Applying the unsecured pension limit in practice with income withdrawal payments where a short-term annuity contract has also been purchased

Where a short-term annuity contract is purchased the majority of the funds designated to provide that unsecured pension will normally remain within that unsecured pension fund. The residual unsecured pension fund may be used in the future to generate further unsecured pension, either through the purchase of more short-term annuity contracts or direct from the arrangement through income withdrawal.

If the member is drawing unsecured pension through a combination of income withdrawals and short-term annuity contracts the scheme administrator needs to keep track of the income provided by the short-term annuity contract when considering the maximum level of income withdrawals that can be paid direct from the scheme in a pension year. The scheme administrator needs to consider not only what income has already been paid (or accrued) by that contract in that pension year, but what will be paid (or accrue) later in that year.

Where the scheme administrator is unsure of the future unsecured pension that will accrue under a short-term annuity contract (e.g. because it is linked to RPI or is a with-profits annuity) they may need to err on the side of caution when authorising income withdrawal payments.

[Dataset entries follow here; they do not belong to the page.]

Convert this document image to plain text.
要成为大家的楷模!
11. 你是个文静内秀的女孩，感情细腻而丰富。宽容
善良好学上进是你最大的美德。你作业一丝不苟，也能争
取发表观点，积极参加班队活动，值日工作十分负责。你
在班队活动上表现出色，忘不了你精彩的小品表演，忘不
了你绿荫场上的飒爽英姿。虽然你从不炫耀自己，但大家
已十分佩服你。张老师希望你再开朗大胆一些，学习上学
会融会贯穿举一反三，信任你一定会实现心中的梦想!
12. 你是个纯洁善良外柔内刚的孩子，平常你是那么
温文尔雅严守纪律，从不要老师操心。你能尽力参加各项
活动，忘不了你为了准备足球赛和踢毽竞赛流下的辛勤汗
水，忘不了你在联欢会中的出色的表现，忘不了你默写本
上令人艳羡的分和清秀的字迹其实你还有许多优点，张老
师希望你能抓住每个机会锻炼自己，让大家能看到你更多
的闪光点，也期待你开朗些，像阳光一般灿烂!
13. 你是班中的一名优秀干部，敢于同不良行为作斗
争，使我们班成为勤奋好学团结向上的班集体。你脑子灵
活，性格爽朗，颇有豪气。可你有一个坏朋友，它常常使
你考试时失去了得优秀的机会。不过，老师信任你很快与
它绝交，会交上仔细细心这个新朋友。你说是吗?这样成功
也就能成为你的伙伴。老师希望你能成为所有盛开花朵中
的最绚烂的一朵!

For example, the scheme administrator may need to hold back payments until the position is clear, then pay a ‘top-up’ income withdrawal payment towards the end of the pension year.

RPSM09102630 gives some examples.

The future level of unsecured pension provided under existing short-term annuity contracts needs to be considered before any of the remaining unsecured pension fund is used to purchase a lifetime annuity or a scheme pension, or where the member is considering increasing those funds through additional fund designation. This is so the scheme administrator can ensure that the revised limit imposed following those review triggers can accommodate the existing short-term annuity income. For the same reason care needs to be taken where a short-term annuity contract is purchased where the term spans a formal five-year review point.

RPSM09102130 deals with the taxation position where the limit is breached in a pension year.